Cette politique de collecte fiscale à tout prix, imposée le plus souvent par la Banque mondiale et par les pays prêteurs, est effectuée au détriment des intérêts à long terme des pays africains. La mission « économique » de la douane n’est pas prise en compte : la notion d’origine est elle aussi très complexe à vérifier. Elle ne peut être correctement effectuée qu’avec des contrôles a posteriori au niveau de la comptabilité des entreprises. Comme pour la valeur, le contrôle « primaire » en frontière est totalement inutile. La mission de protection de la douane est toujours négligée sous l’angle des contrôles approfondis : d’une part par le fait de l’inorganisation des douanes locales, et d’autre part par le maintien de textes répressifs rétrogrades conduisant à l’arbitraire et à un semblant de lutte contre la fraude qui sanctionne la forme de la déclaration.

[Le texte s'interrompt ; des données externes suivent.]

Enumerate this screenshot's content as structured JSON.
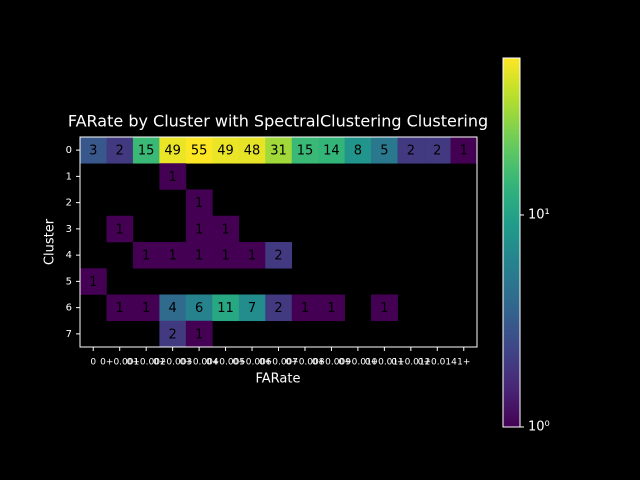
{
  "chart_data": {
    "type": "heatmap",
    "title": "FARate by Cluster with SpectralClustering Clustering",
    "x_label": "FARate",
    "y_label": "Cluster",
    "x_categories": [
      "0",
      "0+0.001",
      "0+0.002",
      "0+0.003",
      "0+0.004",
      "0+0.005",
      "0+0.006",
      "0+0.007",
      "0+0.008",
      "0+0.009",
      "0+0.010",
      "0+0.011",
      "0+0.012",
      "0+0.014",
      "1+"
    ],
    "y_categories": [
      "0",
      "1",
      "2",
      "3",
      "4",
      "5",
      "6",
      "7"
    ],
    "z": [
      [
        3,
        2,
        15,
        49,
        55,
        49,
        48,
        31,
        15,
        14,
        8,
        5,
        2,
        2,
        1
      ],
      [
        null,
        null,
        null,
        1,
        null,
        null,
        null,
        null,
        null,
        null,
        null,
        null,
        null,
        null,
        null
      ],
      [
        null,
        null,
        null,
        null,
        1,
        null,
        null,
        null,
        null,
        null,
        null,
        null,
        null,
        null,
        null
      ],
      [
        null,
        1,
        null,
        null,
        1,
        1,
        null,
        null,
        null,
        null,
        null,
        null,
        null,
        null,
        null
      ],
      [
        null,
        null,
        1,
        1,
        1,
        1,
        1,
        2,
        null,
        null,
        null,
        null,
        null,
        null,
        null
      ],
      [
        1,
        null,
        null,
        null,
        null,
        null,
        null,
        null,
        null,
        null,
        null,
        null,
        null,
        null,
        null
      ],
      [
        null,
        1,
        1,
        4,
        6,
        11,
        7,
        2,
        1,
        1,
        null,
        1,
        null,
        null,
        null
      ],
      [
        null,
        null,
        null,
        2,
        1,
        null,
        null,
        null,
        null,
        null,
        null,
        null,
        null,
        null,
        null
      ]
    ],
    "colormap": "viridis",
    "color_scale": "log",
    "zlim": [
      1,
      55
    ],
    "zticks": [
      {
        "value": 1,
        "label": "10⁰"
      },
      {
        "value": 10,
        "label": "10¹"
      }
    ]
  }
}
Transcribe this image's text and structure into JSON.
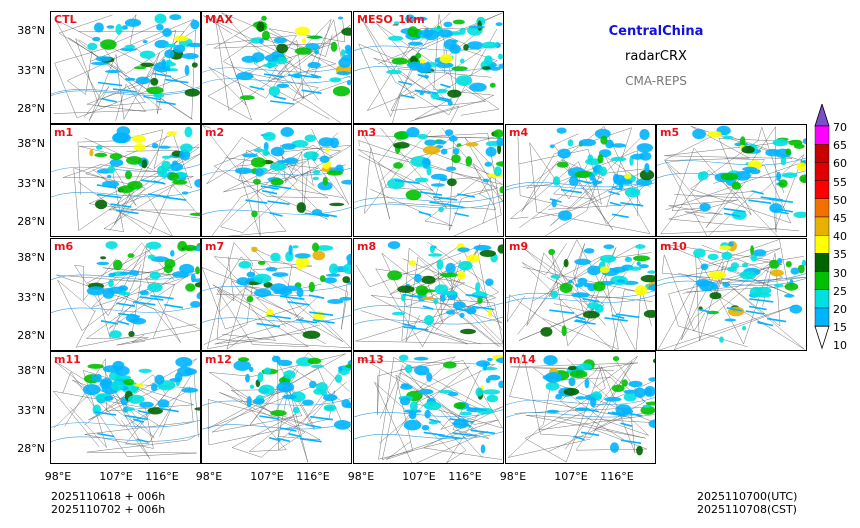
{
  "header": {
    "region": "CentralChina",
    "variable": "radarCRX",
    "system": "CMA-REPS"
  },
  "panels": [
    "CTL",
    "MAX",
    "MESO_1km",
    "m1",
    "m2",
    "m3",
    "m4",
    "m5",
    "m6",
    "m7",
    "m8",
    "m9",
    "m10",
    "m11",
    "m12",
    "m13",
    "m14"
  ],
  "axes": {
    "lat_labels": [
      "38°N",
      "33°N",
      "28°N"
    ],
    "lon_labels": [
      "98°E",
      "107°E",
      "116°E"
    ]
  },
  "colorbar": {
    "levels": [
      "70",
      "65",
      "60",
      "55",
      "50",
      "45",
      "40",
      "35",
      "30",
      "25",
      "20",
      "15",
      "10"
    ],
    "colors": [
      "#7b4fc9",
      "#ff00ff",
      "#c80000",
      "#e00000",
      "#ff0000",
      "#f07000",
      "#e8b000",
      "#ffff00",
      "#006400",
      "#00c000",
      "#00e0e0",
      "#00b4ff",
      "#ffffff"
    ]
  },
  "footer": {
    "init_utc": "2025110618  +  006h",
    "init_cst": "2025110702  +  006h",
    "valid_utc": "2025110700(UTC)",
    "valid_cst": "2025110708(CST)"
  }
}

L’ARBRE QUI CACHE LA FORÊT

Enfin, il faut bien en parler : la corruption est un mal endémique dans les douanes du monde entier, mais en Afrique elle justifie toutes les autres turpitudes. Dans de nombreux pays du continent, la douane est montrée du doigt en tant que modèle de corruption. C’est souvent vrai. Mais c’est encore une fois l’arbre qui cache la forêt. Sait-on que le montant global des exonérations accordées par les ministres locaux des Finances ou par la présidence de la République – ce qu’on appelle « exonérations exceptionnelles » – et qui obligent les douanes à sortir de la réglementation est souvent supérieur aux recettes douanières ? Il suffit de comparer le coût payé par un pays à des sociétés de pré-inspections (en moyenne 1 % de la valeur des produits importés, ce qui représente une somme astronomique par rapport au budget de fonctionnement de la douane locale, salaires compris) pour comprendre que les États ne cherchent pas à rendre efficace leur administration.